On 1 April 2013, the Federal Commissioner of Taxation issued ATO Interpretive Decision 2013/20 providing guidance on when the transport component of an international supply of transport of goods by an online retailer into Australia will be GST-free.

In the commissioner's view, a supply made on "deliver at place" terms of trade (DAP under INCOTERMS 2010) is a composite supply of delivered goods and as such, its GST treatment will be determined by reference to the GST treatment applicable on the supply of the goods.

Where goods are supplied from outside Australia on DAP terms of trade, the supplier supplies and delivers the goods from overseas to an address in Australia nominated by the recipient and also bears all risks involved in bringing the goods to that address. The recipient bears all liability for customs formalities with respect to the goods, including payment of duty and GST on import. The recipient is not entitled to make their own delivery arrangements.

Under Subdivision 38-K of the GST Act, a supply of international transport of goods from a place outside Australia to their place of consignment in Australia will be GST-free where the supply is done by the supplier of the transport of the goods from or to Australia.

In determining whether the transport component of the supply of the goods will be GST-free, it must first be determined whether the supply is a "composite" or a "mixed" supply. 

A composite supply will be treated as a single supply and its GST status will be determined by the dominant part of the supply. A mixed supply will have separately identifiable parts that require individual recognition due to their relative significance in the supply. If the supply is a mixed supply, separate GST treatment will apply to each part.

In the commissioner's view, a supply made on DAP terms of trade is a composite supply of delivered goods.  In reaching this conclusion, the commissioner had regard to whether the supply of the transport services was integral, ancillary or incidental to the supply of goods (being the dominant part of the supply). He considered that in this case it was.

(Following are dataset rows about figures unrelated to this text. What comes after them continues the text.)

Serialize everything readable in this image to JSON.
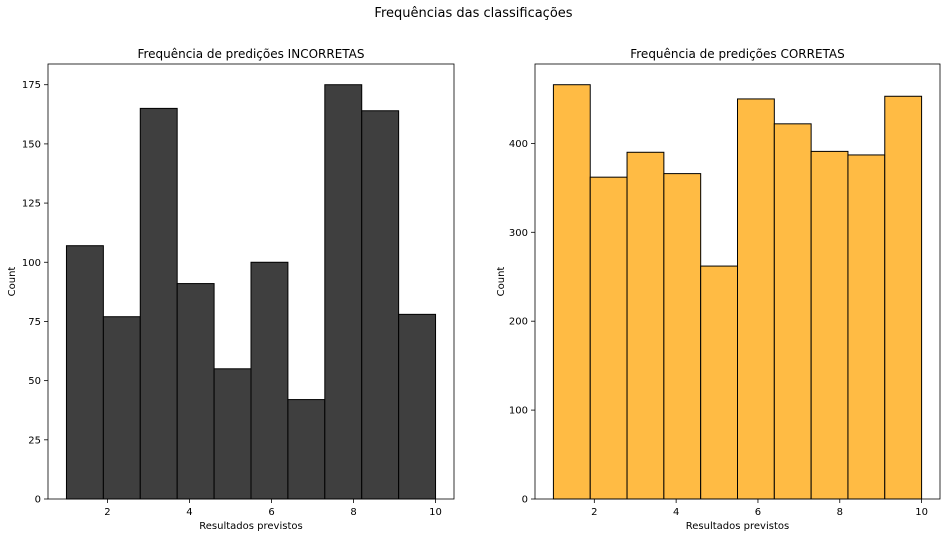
{
  "figure": {
    "suptitle": "Frequências das classificações"
  },
  "chart_data": [
    {
      "type": "bar",
      "title": "Frequência de predições INCORRETAS",
      "xlabel": "Resultados previstos",
      "ylabel": "Count",
      "bin_edges": [
        1,
        1.9,
        2.8,
        3.7,
        4.6,
        5.5,
        6.4,
        7.3,
        8.2,
        9.1,
        10
      ],
      "values": [
        107,
        77,
        165,
        91,
        55,
        100,
        42,
        175,
        164,
        78
      ],
      "xlim": [
        0.55,
        10.45
      ],
      "ylim": [
        0,
        183.75
      ],
      "xticks": [
        2,
        4,
        6,
        8,
        10
      ],
      "yticks": [
        0,
        25,
        50,
        75,
        100,
        125,
        150,
        175
      ],
      "color": "#3f3f3f",
      "edgecolor": "#000000",
      "grid": false
    },
    {
      "type": "bar",
      "title": "Frequência de predições CORRETAS",
      "xlabel": "Resultados previstos",
      "ylabel": "Count",
      "bin_edges": [
        1,
        1.9,
        2.8,
        3.7,
        4.6,
        5.5,
        6.4,
        7.3,
        8.2,
        9.1,
        10
      ],
      "values": [
        466,
        362,
        390,
        366,
        262,
        450,
        422,
        391,
        387,
        453
      ],
      "xlim": [
        0.55,
        10.45
      ],
      "ylim": [
        0,
        489.3
      ],
      "xticks": [
        2,
        4,
        6,
        8,
        10
      ],
      "yticks": [
        0,
        100,
        200,
        300,
        400
      ],
      "color": "#ffbb44",
      "edgecolor": "#000000",
      "grid": false
    }
  ]
}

There being no single factor and no sole test for determining the question, the commissioner looked at all the relevant circumstances including whether the transport contributed to the proper performance of the contract to supply the goods, whether the delivery service was significant (i.e., an aim in itself), and whether the recipient had a genuine choice under the contract as to whether the supplier delivers the goods. As to the last element, the commissioner considered that indicia of choice included whether the recipient was obliged to use the delivery services and whether the supplier provided reasonable access, at no extra charge, to recipients to make their own arrangements to collect the goods.

The GST Act also requires that the commissioner consider whether any other provision of the GST Act would require the commissioner to treat the delivery part of the supply of delivered goods as a mixed supply, notwithstanding its scale or connection with the supply.

The commissioner did not consider that in this case, any other provision of the GST Act required it to separate out the international supply of transport from the supply of the goods.  He believed that the GST outcomes which would follow (in treating the supply as a composite supply) were consistent with the policy intent of other provisions of the GST Act which allowed international transport suppliers (as opposed to suppliers of goods) to treat the supply of transport as GST-free when their transport costs were included in the value of taxable importations (upon which GST would be paid by the importer of the goods on the full value of the goods and the Australian leg of the international transport at customs).

The commissioner's views as set out in the ATOID reinforce the need for suppliers of goods into Australia to carefully consider the transport terms of trade under which those goods are shipped.